Trade and consumer spending drives growth
Australia’s export sector played a major role in economic growth, contributing 0.2 percentage points to GDP growth in the December quarter.
Export prices rose 2.5%. This was driven primarily by China’s economic stimulus packages, increasing demand for Australian minerals. Prices for liquefied natural gas (LNG) and agricultural products are also rising, reflecting strong global demand.
However, import prices rose slightly due to the weakness of the Australian dollar.
Household expenditures have risen by 0.4%, supported by strong furniture sales (1.9% increase) and clothing (1.2% increase), driven primarily by Black Friday and Cyber Monday sales.
Restaurants and hotels received a 1.5% boost supported by major sporting and music events. Intrinsic spending also increased, with healthcare increasing by 1.5%, and summer heat in New South Wales and Victoria increased the costs of electricity and gas by 1%.
Government spending increased by 0.7%, with investment in health, education and police.

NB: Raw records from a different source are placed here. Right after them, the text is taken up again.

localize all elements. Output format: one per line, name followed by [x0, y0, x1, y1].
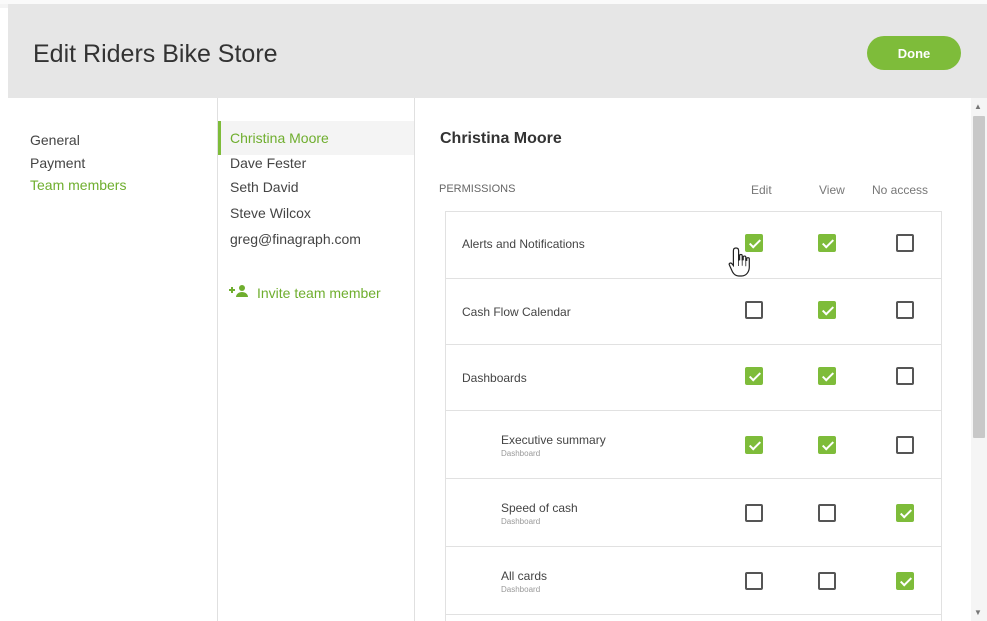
- all-cards-edit-checkbox[interactable]: [745, 572, 763, 590]
- member-christina-moore[interactable]: Christina Moore: [230, 130, 329, 146]
- nav-item-payment[interactable]: Payment: [30, 155, 85, 171]
- dialog-title: Edit Riders Bike Store: [33, 40, 278, 68]
- all-cards-no-access-checkbox[interactable]: [896, 572, 914, 590]
- scroll-down-arrow-icon[interactable]: ▼: [974, 608, 982, 617]
- alerts-no-access-checkbox[interactable]: [896, 234, 914, 252]
- permissions-heading: PERMISSIONS: [439, 183, 516, 195]
- column-head-edit: Edit: [751, 183, 772, 197]
- permissions-table: Alerts and Notifications Cash Flow Calen…: [445, 211, 942, 621]
- permission-label: Speed of cash: [501, 501, 578, 515]
- dialog-header: Edit Riders Bike Store Done: [8, 4, 987, 98]
- dashboards-no-access-checkbox[interactable]: [896, 367, 914, 385]
- permission-label: All cards: [501, 569, 548, 583]
- speed-of-cash-no-access-checkbox[interactable]: [896, 504, 914, 522]
- permission-sublabel: Dashboard: [501, 517, 541, 526]
- cashflow-edit-checkbox[interactable]: [745, 301, 763, 319]
- executive-summary-view-checkbox[interactable]: [818, 436, 836, 454]
- permission-label: Cash Flow Calendar: [462, 305, 571, 319]
- column-head-view: View: [819, 183, 845, 197]
- permission-label: Alerts and Notifications: [462, 237, 585, 251]
- permission-row: Dashboards: [446, 345, 941, 411]
- settings-nav: General Payment Team members: [8, 98, 218, 621]
- permission-row: All cards Dashboard: [446, 547, 941, 615]
- invite-team-member-link[interactable]: Invite team member: [228, 284, 381, 301]
- member-dave-fester[interactable]: Dave Fester: [230, 155, 306, 171]
- permission-row: Cash Flow Calendar: [446, 279, 941, 345]
- cashflow-no-access-checkbox[interactable]: [896, 301, 914, 319]
- nav-item-team-members[interactable]: Team members: [30, 177, 126, 193]
- scroll-up-arrow-icon[interactable]: ▲: [974, 102, 982, 111]
- dashboards-edit-checkbox[interactable]: [745, 367, 763, 385]
- done-button[interactable]: Done: [867, 36, 961, 70]
- cashflow-view-checkbox[interactable]: [818, 301, 836, 319]
- dashboards-view-checkbox[interactable]: [818, 367, 836, 385]
- member-greg-email[interactable]: greg@finagraph.com: [230, 231, 361, 247]
- member-steve-wilcox[interactable]: Steve Wilcox: [230, 205, 311, 221]
- edit-dialog: Edit Riders Bike Store Done General Paym…: [8, 4, 987, 621]
- permission-sublabel: Dashboard: [501, 449, 541, 458]
- team-members-list: Christina Moore Dave Fester Seth David S…: [218, 98, 415, 621]
- permission-sublabel: Dashboard: [501, 585, 541, 594]
- permission-label: Dashboards: [462, 371, 527, 385]
- executive-summary-edit-checkbox[interactable]: [745, 436, 763, 454]
- permission-row: Alerts and Notifications: [446, 212, 941, 279]
- all-cards-view-checkbox[interactable]: [818, 572, 836, 590]
- permission-row: Speed of cash Dashboard: [446, 479, 941, 547]
- alerts-view-checkbox[interactable]: [818, 234, 836, 252]
- hand-pointer-cursor-icon: [727, 246, 757, 280]
- permission-label: Executive summary: [501, 433, 606, 447]
- add-person-icon: [228, 284, 250, 301]
- permissions-panel: Christina Moore PERMISSIONS Edit View No…: [415, 98, 971, 621]
- column-head-no-access: No access: [872, 183, 929, 197]
- speed-of-cash-view-checkbox[interactable]: [818, 504, 836, 522]
- nav-item-general[interactable]: General: [30, 132, 80, 148]
- speed-of-cash-edit-checkbox[interactable]: [745, 504, 763, 522]
- invite-label: Invite team member: [257, 284, 381, 301]
- scrollbar-thumb[interactable]: [973, 116, 985, 438]
- permission-row: Executive summary Dashboard: [446, 411, 941, 479]
- selected-member-name: Christina Moore: [440, 130, 562, 147]
- executive-summary-no-access-checkbox[interactable]: [896, 436, 914, 454]
- member-seth-david[interactable]: Seth David: [230, 179, 298, 195]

Defense spending has recovered after two weak quarters.
Wages and savings see an increase
The labor market is strong, with employee compensation rising by 2%. By December, unemployment had tightened to 4% and working hours had risen by 0.7%, surpassing the long-term average.

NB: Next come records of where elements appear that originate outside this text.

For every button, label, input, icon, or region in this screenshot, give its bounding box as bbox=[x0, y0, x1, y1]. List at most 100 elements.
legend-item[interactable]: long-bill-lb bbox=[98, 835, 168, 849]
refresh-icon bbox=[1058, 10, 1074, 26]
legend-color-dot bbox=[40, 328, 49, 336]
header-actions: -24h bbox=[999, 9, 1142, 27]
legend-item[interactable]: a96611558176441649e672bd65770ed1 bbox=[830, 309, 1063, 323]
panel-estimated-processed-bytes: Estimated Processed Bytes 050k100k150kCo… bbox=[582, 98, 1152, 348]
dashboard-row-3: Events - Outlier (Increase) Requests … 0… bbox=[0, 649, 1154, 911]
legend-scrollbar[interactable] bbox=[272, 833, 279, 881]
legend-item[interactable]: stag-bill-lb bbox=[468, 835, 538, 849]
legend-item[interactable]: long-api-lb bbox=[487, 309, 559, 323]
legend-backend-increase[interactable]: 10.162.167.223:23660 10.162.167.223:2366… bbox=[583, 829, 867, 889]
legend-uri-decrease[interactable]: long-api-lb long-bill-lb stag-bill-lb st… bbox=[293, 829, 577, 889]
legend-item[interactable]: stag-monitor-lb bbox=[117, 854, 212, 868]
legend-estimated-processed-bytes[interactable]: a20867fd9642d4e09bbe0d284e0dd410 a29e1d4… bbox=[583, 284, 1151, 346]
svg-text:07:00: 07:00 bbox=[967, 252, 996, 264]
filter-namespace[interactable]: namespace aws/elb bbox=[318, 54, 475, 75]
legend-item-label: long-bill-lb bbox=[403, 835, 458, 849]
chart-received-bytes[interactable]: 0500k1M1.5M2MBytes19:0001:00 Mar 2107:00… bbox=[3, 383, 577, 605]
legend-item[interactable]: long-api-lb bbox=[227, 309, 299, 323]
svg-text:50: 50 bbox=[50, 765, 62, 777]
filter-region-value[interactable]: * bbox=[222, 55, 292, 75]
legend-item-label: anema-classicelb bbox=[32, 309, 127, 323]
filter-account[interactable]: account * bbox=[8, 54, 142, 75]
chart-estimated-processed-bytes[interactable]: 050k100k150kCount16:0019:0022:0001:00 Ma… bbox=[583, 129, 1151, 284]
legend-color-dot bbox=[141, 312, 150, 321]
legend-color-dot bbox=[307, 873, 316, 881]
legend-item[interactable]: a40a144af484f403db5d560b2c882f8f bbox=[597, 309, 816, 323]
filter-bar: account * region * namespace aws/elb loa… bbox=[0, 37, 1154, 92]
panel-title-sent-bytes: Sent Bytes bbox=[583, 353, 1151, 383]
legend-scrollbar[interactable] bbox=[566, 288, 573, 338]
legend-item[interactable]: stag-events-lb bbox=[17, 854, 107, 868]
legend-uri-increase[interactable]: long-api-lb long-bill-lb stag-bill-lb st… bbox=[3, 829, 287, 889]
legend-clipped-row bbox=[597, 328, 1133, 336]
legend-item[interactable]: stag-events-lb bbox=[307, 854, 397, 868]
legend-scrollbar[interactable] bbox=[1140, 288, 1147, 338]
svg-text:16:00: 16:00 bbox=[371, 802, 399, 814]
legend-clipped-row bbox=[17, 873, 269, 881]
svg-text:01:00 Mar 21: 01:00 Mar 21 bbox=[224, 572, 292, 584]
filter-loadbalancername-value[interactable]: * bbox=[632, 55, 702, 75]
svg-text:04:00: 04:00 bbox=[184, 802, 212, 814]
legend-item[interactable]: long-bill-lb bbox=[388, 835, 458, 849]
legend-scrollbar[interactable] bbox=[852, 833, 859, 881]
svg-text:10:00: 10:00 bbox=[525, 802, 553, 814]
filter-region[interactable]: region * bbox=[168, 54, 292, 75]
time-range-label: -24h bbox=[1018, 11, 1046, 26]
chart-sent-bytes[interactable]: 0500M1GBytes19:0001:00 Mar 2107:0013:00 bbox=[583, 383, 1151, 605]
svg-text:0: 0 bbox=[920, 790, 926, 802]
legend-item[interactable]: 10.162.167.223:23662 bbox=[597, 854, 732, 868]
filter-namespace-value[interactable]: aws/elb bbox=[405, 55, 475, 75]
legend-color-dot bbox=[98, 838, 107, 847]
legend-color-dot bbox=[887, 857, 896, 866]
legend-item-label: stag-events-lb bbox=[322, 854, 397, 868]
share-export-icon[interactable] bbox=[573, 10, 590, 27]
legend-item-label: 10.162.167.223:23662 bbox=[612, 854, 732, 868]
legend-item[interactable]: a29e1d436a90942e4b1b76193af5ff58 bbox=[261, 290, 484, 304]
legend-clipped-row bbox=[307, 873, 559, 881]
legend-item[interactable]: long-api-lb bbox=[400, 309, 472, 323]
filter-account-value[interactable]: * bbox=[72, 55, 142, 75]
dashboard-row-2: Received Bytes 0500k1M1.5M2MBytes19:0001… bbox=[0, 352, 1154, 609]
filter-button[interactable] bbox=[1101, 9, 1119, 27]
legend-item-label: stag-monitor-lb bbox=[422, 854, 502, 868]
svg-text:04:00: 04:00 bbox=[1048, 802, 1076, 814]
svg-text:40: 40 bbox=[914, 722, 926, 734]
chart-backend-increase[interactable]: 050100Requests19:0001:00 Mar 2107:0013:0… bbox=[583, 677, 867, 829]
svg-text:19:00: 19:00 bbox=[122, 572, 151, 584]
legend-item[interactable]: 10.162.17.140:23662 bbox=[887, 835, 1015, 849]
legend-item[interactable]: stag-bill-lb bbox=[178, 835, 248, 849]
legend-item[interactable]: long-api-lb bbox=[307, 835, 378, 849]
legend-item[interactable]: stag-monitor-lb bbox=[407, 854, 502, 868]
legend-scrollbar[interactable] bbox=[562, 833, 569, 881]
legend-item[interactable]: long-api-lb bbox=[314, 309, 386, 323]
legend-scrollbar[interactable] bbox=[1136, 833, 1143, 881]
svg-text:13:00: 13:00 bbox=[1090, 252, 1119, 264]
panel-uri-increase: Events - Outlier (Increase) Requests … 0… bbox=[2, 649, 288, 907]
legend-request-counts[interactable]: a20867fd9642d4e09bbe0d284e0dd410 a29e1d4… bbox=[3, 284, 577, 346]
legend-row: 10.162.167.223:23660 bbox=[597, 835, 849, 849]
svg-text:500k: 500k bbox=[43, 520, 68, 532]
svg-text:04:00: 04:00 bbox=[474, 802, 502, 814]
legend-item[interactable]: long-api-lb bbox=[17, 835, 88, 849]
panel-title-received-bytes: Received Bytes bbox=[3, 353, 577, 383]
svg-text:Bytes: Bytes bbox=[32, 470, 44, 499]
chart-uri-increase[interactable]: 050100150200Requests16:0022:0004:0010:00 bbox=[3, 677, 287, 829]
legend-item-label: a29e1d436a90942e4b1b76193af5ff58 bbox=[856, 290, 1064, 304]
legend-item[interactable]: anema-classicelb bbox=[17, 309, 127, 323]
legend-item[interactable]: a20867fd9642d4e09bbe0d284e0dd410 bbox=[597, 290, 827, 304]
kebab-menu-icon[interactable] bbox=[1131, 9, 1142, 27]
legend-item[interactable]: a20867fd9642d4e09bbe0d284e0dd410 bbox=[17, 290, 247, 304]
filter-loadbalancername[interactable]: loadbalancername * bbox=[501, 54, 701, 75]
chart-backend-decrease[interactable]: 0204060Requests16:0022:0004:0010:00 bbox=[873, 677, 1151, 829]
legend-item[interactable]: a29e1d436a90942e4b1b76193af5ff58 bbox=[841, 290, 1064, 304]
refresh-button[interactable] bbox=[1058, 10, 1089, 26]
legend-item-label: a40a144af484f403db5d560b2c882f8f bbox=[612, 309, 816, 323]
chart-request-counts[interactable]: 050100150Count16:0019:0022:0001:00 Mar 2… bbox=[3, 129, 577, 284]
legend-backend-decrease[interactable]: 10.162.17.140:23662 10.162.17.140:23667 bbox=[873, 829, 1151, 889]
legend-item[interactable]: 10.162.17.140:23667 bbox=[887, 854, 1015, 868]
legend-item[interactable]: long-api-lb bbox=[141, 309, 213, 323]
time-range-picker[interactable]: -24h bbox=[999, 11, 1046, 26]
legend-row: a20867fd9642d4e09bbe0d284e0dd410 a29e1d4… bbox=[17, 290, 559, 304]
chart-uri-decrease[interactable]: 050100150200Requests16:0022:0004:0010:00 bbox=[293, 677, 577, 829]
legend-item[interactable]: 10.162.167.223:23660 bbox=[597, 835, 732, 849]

The rise in wages has increased household disposable income by $5.9 billion, and the household-to-income ratio has increased from 3.6% to 3.8%. With income growth outweighing spending, households saw some easing from rising costs.
Although the data points to a steady recovery, challenges remain, including high cost of living and uncertainty in the global market.
Australia’s biggest deficit since 2016
Despite rapid GDP growth, Australia recorded a checking deficit of $52.4 billion in 2024. This is the best since 2016.
In the December quarter alone, the deficit was $12.5 billion, but a slight improvement from the previous quarter.
The Treasury’s Medium-Term Economic and Fiscal Outlook (MYEFO) projected a $26.9 billion deficit falling over the fiscal year.
However, over the next four years, the compound deficit is expected to reach $143.9 billion, a $21.8 billion worse than previous forecasts.
Australia’s trade surplus increased from $3.7 billion to $7.5 billion, driven by strong iron ore, gold and agricultural exports. However, increased payments to foreign investors offset these profits, boosting the net major income deficit to $19.8 billion.
In December, John Humphries, the chief economist of Australia’s Taxpayers’ Union, denounced excessive government spending due to a deterioration in finances.
“The deficit on 2023/24 has swelled from $29 billion to $47 billion, primarily due to discretionary spending, including the government’s commitment to partially repaying university fees for graduates,” he said.